Drake uses GitHub issues to coordinate bug resolution and feature development. We organize issues using labels. Each label uses the format group: value, where group is one of the following:

  • team: Indicates the engineering team that owns the issue.
  • type: Indicates the nature of the issue.
  • priority: Indicates the urgency of resolution.
  • configuration: The supported configurations affected, if applicable.
  • status: PRs only. Indicates the status of the PR.

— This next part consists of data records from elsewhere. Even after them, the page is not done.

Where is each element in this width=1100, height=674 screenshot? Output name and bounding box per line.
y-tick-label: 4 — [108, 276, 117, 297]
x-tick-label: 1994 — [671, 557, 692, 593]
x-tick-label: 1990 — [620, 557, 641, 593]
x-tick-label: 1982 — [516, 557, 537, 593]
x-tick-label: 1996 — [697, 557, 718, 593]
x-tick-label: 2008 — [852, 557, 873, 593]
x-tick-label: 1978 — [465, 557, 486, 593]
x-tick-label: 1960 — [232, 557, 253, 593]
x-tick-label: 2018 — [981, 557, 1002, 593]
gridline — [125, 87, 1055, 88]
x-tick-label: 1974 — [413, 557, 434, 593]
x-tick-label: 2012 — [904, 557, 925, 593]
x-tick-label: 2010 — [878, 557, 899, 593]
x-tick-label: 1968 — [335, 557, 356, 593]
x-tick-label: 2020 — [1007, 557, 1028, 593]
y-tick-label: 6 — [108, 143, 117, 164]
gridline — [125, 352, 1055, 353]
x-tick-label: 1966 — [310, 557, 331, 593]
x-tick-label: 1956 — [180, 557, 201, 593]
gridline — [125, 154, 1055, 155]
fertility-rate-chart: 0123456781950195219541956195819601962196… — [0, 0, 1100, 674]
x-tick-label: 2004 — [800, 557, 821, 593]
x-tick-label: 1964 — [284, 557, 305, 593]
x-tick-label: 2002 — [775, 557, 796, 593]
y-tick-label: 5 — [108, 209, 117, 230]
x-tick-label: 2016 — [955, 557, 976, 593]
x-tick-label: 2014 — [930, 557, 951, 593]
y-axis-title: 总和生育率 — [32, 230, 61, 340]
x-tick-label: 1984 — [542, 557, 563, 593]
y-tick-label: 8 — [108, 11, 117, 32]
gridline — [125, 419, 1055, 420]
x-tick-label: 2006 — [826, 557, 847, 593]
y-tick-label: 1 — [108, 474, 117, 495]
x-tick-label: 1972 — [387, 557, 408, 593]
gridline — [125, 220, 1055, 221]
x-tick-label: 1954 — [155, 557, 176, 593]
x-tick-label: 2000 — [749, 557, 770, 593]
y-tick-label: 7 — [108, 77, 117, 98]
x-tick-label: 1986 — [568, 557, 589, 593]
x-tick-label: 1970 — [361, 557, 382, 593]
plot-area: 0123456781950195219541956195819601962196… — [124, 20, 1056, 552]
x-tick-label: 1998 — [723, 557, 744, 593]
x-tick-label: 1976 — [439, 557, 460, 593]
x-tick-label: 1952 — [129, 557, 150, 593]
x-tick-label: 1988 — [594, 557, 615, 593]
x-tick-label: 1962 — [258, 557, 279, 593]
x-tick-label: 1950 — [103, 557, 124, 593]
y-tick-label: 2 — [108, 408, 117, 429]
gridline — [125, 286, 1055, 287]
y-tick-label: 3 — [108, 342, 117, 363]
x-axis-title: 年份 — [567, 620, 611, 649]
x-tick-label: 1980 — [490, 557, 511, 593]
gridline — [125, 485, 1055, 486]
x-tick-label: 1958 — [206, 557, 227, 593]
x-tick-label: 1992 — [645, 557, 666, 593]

Please only assign labels if you are reasonably confident they are correct. The Drake development team will apply appropriate labels to issues during the weekly scrub.

Team

Every issue must have at least one team label. If no team agrees to own an issue at the weekly tracker scrub, the issue will be closed with an explanation. The teams, their leads, and their responsibilities are:

  • dynamics

    lead: sherm1

    responsibilities: physical accuracy, numerical methods, collision

  • interfaces

    lead: TBD

    responsibilities: integration with other robotics frameworks

  • kitware

    lead: billhoffman

    responsibilities: build, continuous integration

  • optimization

    lead: ggould-tri

    responsibilities: optimizers, solvers, symbolic analysis

  • robot locomotion group

    lead: RussTedrake

    responsibilities: MIT CSAIL research lab

  • sensors

    lead: ErikSobel-TRI

    responsibilities: modeling light, sound, and devices

  • software core

    lead: david-german-tri

    responsibilities: APIs, infrastructure, productivity

  • 6.832

    lead: RussTedrake

    responsibilities: MIT underactuated robotics course

Type

Every issue must have at least one type, and typically should have exactly one. Issues that require a code change will typically have type bug, feature request, or cleanup. There are a number of niche types for other kinds of issues, and the exact set is expected to evolve over time.

Priority

The emergency priority indicates that the owning team should not work on anything else until the issue is resolved. A postmortem document should be opened at the same time as the emergency issue, linked in the description, and updated as the situation evolves. Exception: broken builds are emergencies, but a postmortem document is not required.

The high, medium, low, and backlog priority levels have semantics determined by the owning team. The following rules of thumb may be useful:

  • high-priority issues are planned to receive attention within the month.
  • medium-priority issues are planned to receive attention within the quarter.
  • low-priority issues may be planned for a subsequent quarter.
  • backlog-priority issues will be handled on an ad-hoc basis, as time permits.

Configuration

An issue may have configuration linux or mac. It may additionally have configuration matlab. If no configuration label is present, the issue is assumed to affect all configurations.

Status

For the most part, we rely on reviewable.io to communicate PR status. There are only two status labels. Both flags are optional, but Drake administrators managing the PR queue will respect them.

  • do not review: Use this status to indicate you do not want anyone to review your PR right now. This is useful if you created the PR to trigger CI and plan to iterate on the results. Even if this flag is absent, you are responsible for finding reviewers, as documented in developers. This flag simply protects you from unsolicited review.
  • do not merge: Use this status to indicate you do not want anyone to merge your PR right now, even if it passes all pre-merge checks. This is useful if you have minor post-LGTM changes to make, or if you need to coordinate the precise timing of the merge. If pre-merge checks are green and this flag is absent, a Drake administrator may merge your PR at any time.